Ce règlement intervient après que la Cour de justice de l’Union européenne (CJUE) a invalidé en novembre l’interdiction française de vente de plantes et produits autorisés dans d’autres pays européens, compte tenu du fait que le CBD n’est plus considéré comme un stupéfiant.

Dans l’état actuel des choses, la rédaction du nouvel arrêté devrait être bientôt terminée. Après cela, il sera envoyé à la Commission européenne. Là, les autres États européens auront un délai de six mois pour commenter avant que le nouveau cadre ne devienne légal.

Par ailleurs, le Danemark autorisera la production et l’exportation de cannabis médicinal. Le gouvernement danois a autorisé en permanence les entreprises autorisées à produire et à exporter du cannabis médical.

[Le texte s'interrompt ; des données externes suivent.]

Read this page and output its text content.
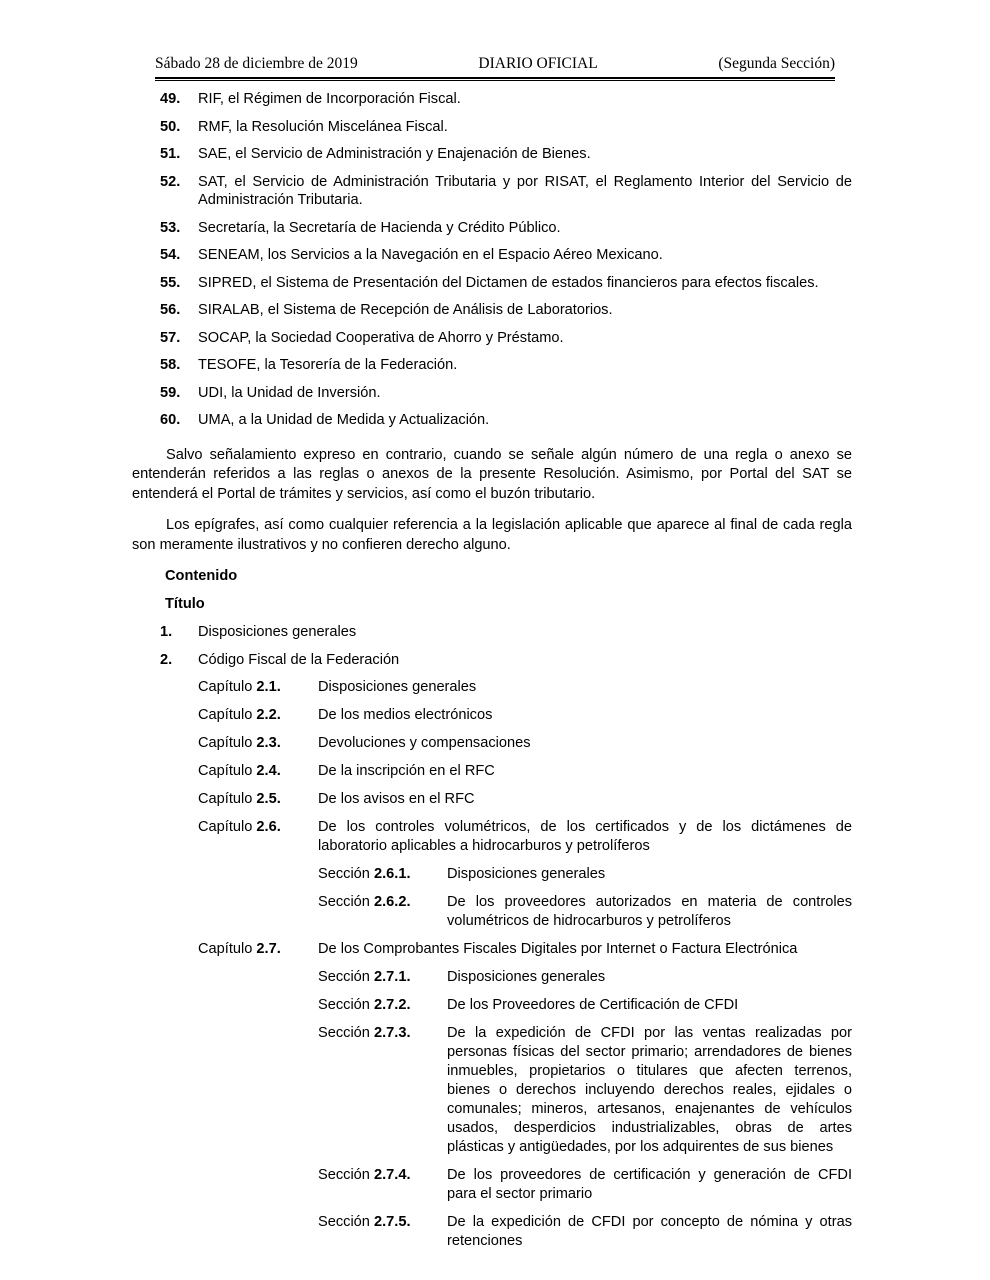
Sábado 28 de diciembre de 2019	DIARIO OFICIAL	(Segunda Sección)
49. RIF, el Régimen de Incorporación Fiscal.
50. RMF, la Resolución Miscelánea Fiscal.
51. SAE, el Servicio de Administración y Enajenación de Bienes.
52. SAT, el Servicio de Administración Tributaria y por RISAT, el Reglamento Interior del Servicio de Administración Tributaria.
53. Secretaría, la Secretaría de Hacienda y Crédito Público.
54. SENEAM, los Servicios a la Navegación en el Espacio Aéreo Mexicano.
55. SIPRED, el Sistema de Presentación del Dictamen de estados financieros para efectos fiscales.
56. SIRALAB, el Sistema de Recepción de Análisis de Laboratorios.
57. SOCAP, la Sociedad Cooperativa de Ahorro y Préstamo.
58. TESOFE, la Tesorería de la Federación.
59. UDI, la Unidad de Inversión.
60. UMA, a la Unidad de Medida y Actualización.

Salvo señalamiento expreso en contrario, cuando se señale algún número de una regla o anexo se entenderán referidos a las reglas o anexos de la presente Resolución. Asimismo, por Portal del SAT se entenderá el Portal de trámites y servicios, así como el buzón tributario.

Los epígrafes, así como cualquier referencia a la legislación aplicable que aparece al final de cada regla son meramente ilustrativos y no confieren derecho alguno.

Contenido
Título
1. Disposiciones generales
2. Código Fiscal de la Federación
Capítulo 2.1.	Disposiciones generales
Capítulo 2.2.	De los medios electrónicos
Capítulo 2.3.	Devoluciones y compensaciones
Capítulo 2.4.	De la inscripción en el RFC
Capítulo 2.5.	De los avisos en el RFC
Capítulo 2.6.	De los controles volumétricos, de los certificados y de los dictámenes de laboratorio aplicables a hidrocarburos y petrolíferos
Sección 2.6.1.	Disposiciones generales
Sección 2.6.2.	De los proveedores autorizados en materia de controles volumétricos de hidrocarburos y petrolíferos
Capítulo 2.7.	De los Comprobantes Fiscales Digitales por Internet o Factura Electrónica
Sección 2.7.1.	Disposiciones generales
Sección 2.7.2.	De los Proveedores de Certificación de CFDI
Sección 2.7.3.	De la expedición de CFDI por las ventas realizadas por personas físicas del sector primario; arrendadores de bienes inmuebles, propietarios o titulares que afecten terrenos, bienes o derechos incluyendo derechos reales, ejidales o comunales; mineros, artesanos, enajenantes de vehículos usados, desperdicios industrializables, obras de artes plásticas y antigüedades, por los adquirentes de sus bienes
Sección 2.7.4.	De los proveedores de certificación y generación de CFDI para el sector primario
Sección 2.7.5.	De la expedición de CFDI por concepto de nómina y otras retenciones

Pendant ce temps, cette décision intervient lorsque le gouvernement danois, avec le soutien d’une grande majorité de partis parlementaires, a décidé de poursuivre le programme pilote de cannabis médical. Ce programme, en place depuis quatre ans, expirera fin 2021.

Aujourd’hui, les tests de ce programme sont devenus permanents pour les producteurs de cannabis à usage médical. De plus, les règles permettent aux professionnels de la santé de continuer à prescrire du cannabis médicinal à leurs patients. Par exemple, ce sont les producteurs qui financent le programme pilote en payant des frais, mais le gouvernement s’est dit ouvert à discuter de subventions et d’éventuels ajustements du programme.